Звонарь — страница 4 из 34

Сначала он спотыкался. Ступеньки ускользали из-под его ног: некоторые из них были истертыми, как края колодца. Сколько поколений протекло здесь, неразделимых, как струя воды! Сколько понадобилось столетий для того, чтоб эти ступеньки так истерлись! Каменная лестница закручивалась резкими, извилистыми поворотами, изогнутая, как змея, как гибкая виноградная лоза! Ему приходилось брать башню приступом. От времени до времени виднелись бойницы, расщелины в стене, сквозь которые проникал мертвенный свет, обезображивая тонким шрамом тени. Слабо рассеянная тьма преображала все: казалось, что стена движется, потрясая саванами, тень от потолка представлялась насторожившимся зверем, готовым к прыжку…

Вдруг спираль лестницы разжалась, уподобившись иссякшему ручью… Можно ли подниматься выше или стены сдавят, как тисками? Мрак стал гуще. Борлюйту казалось, что он прошел уже сто ступенек: он не считал. Теперь его шаги стали размеренней, ритмичней, быстрей: каменные ступеньки были мельче. Но мрак был так непроницаем, что Борлюйт впал в недоумение: идет ли он вперед или назад, поднимается или спускается. Он напрасно старался уяснить себе это. Ему казалось, что он спускается по подземной лестнице, ведущей в глубокую мину, вдоль неподвижных масс каменного угля, направляясь к подземной воде…

Он остановился, немного смущенный фантасмагориями, производимыми темнотой. Теперь ему казалось, что он продолжал подниматься. Он не двигался: лестница, изгибаясь, несла его дальше. Сами ступеньки, одна за другой, прикасались к ногам.

Вначале он не слышал никакого шума, кроме отзвуков своих собственных шагов. Иногда только слышался легкий шорох потревоженной летучей мыши, мягко потрясавшей бархатными крыльями. Но сейчас же воцарялось безмолвие, свойственное молчаливым башням.
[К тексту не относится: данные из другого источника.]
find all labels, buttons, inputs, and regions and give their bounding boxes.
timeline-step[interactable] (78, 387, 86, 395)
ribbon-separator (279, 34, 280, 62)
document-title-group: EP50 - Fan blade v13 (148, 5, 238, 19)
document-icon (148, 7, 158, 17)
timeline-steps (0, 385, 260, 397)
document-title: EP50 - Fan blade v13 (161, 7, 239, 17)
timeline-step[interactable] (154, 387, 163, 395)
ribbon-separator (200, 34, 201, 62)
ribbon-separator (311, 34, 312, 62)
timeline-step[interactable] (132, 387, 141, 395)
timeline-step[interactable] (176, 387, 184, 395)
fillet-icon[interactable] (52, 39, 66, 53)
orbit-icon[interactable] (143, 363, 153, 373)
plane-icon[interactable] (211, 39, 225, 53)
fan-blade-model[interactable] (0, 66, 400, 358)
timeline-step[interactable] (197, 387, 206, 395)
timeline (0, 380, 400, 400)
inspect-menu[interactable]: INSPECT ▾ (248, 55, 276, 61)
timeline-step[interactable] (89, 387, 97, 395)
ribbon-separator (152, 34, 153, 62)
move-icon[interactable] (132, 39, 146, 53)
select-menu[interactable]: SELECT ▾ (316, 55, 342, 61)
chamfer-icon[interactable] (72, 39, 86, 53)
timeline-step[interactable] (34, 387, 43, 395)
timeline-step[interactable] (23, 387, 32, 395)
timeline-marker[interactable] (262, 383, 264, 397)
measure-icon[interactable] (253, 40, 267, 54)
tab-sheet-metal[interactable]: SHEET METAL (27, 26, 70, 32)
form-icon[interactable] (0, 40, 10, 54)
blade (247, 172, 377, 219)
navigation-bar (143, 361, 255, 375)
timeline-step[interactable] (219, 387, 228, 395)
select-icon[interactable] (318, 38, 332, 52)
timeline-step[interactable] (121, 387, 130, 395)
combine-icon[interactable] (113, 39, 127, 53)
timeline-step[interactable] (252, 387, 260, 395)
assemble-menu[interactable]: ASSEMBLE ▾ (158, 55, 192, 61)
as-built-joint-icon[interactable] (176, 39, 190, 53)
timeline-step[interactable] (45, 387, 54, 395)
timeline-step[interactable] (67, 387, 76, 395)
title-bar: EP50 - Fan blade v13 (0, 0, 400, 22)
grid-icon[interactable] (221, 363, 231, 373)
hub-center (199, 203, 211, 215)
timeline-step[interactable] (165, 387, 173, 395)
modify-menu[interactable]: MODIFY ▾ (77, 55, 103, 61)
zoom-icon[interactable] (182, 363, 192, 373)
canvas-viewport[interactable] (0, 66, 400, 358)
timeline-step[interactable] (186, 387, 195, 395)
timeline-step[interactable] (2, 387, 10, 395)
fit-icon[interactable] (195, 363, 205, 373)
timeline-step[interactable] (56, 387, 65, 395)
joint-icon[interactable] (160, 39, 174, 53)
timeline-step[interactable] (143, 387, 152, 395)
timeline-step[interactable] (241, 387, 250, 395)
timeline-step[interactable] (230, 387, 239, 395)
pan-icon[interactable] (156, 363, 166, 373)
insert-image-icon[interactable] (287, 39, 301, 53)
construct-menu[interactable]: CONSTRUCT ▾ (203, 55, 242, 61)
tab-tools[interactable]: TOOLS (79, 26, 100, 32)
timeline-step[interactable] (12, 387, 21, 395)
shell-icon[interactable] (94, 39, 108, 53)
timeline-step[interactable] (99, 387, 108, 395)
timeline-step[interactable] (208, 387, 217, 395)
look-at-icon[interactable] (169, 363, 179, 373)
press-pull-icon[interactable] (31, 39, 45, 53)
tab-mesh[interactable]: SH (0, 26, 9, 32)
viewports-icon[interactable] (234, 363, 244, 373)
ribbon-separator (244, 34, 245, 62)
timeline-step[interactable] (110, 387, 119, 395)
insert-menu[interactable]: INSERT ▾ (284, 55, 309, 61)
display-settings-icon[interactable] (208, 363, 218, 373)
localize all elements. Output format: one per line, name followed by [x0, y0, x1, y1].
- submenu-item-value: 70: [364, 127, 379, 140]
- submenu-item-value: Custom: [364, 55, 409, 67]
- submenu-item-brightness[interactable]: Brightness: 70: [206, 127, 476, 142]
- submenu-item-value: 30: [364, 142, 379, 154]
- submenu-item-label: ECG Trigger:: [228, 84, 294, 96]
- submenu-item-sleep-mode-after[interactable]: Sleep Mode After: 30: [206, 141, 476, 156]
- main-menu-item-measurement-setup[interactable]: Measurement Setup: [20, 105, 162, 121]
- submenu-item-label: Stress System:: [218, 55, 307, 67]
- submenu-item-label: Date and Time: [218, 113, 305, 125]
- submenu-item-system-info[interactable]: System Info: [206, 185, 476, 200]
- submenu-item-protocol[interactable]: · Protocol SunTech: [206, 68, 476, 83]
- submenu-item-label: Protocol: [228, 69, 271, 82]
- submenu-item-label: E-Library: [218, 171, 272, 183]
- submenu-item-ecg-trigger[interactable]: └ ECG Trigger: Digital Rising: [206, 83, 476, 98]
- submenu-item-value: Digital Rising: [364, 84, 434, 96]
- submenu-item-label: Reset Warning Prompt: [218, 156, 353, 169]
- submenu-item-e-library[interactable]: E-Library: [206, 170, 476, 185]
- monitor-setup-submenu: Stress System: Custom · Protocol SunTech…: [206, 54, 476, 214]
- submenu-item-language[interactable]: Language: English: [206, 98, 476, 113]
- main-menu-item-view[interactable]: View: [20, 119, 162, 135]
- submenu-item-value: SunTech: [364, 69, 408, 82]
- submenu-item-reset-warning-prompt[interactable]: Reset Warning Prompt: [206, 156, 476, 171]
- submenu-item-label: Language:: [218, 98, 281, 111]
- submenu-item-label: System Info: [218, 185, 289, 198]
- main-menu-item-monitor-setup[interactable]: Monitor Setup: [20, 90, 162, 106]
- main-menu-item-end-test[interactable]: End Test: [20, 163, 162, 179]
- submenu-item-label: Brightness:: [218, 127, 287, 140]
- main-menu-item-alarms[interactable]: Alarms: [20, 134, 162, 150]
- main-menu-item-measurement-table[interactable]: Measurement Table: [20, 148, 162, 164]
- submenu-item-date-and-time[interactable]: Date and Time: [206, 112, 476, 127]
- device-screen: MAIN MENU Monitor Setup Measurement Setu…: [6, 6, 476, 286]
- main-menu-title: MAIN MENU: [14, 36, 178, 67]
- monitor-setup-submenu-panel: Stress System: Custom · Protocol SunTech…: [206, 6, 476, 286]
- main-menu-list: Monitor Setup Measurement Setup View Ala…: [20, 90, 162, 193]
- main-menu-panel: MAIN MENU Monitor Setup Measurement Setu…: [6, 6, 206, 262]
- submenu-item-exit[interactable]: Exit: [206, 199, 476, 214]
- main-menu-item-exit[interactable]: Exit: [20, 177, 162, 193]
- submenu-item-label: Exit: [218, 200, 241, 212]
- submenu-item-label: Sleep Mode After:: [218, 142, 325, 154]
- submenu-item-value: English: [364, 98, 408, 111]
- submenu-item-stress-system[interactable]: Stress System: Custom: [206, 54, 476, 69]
Замирал загадочный шорох в песочных часах вечности – в башне, где одна за другой оседают песчинки времени.

По дороге Борлюйту встречались пустынные залы, казавшиеся кладовыми молчания.

Он все поднимался, теперь было светло. Под стропилами сквозь просветы и прорези проникал белый девственный свет, расстилался и клубился по ступенькам, вспыхивал искрами.

Борлюйт испытывал радость выздоравливающих или освобожденных из темницы. Он снова стал самим собой. Он больше не сличался с ночью: она не поглощала его в себе. Он видел самого себя. Его опьяняло сознание, что он существует, что он идет.

Порыв резкого ветра охватил его. Ослепленный внезапным светом, он почувствовал, что лицо его словно облеклось в лунный блеск. Теперь он шел быстро, как будто атомы воздуха стали прозрачней, облегчали движение и процесс дыхания. Он поднимался с лихорадочным нетерпением. Часто говорят о том, что бездна притягивает. Есть бездна и вверху… Борлюйт все поднимался. Ему хотелось идти без конца, и он с грустью думал, что лестница кончится, и он очутится у цели, на грани пространства, терзаемый тоской…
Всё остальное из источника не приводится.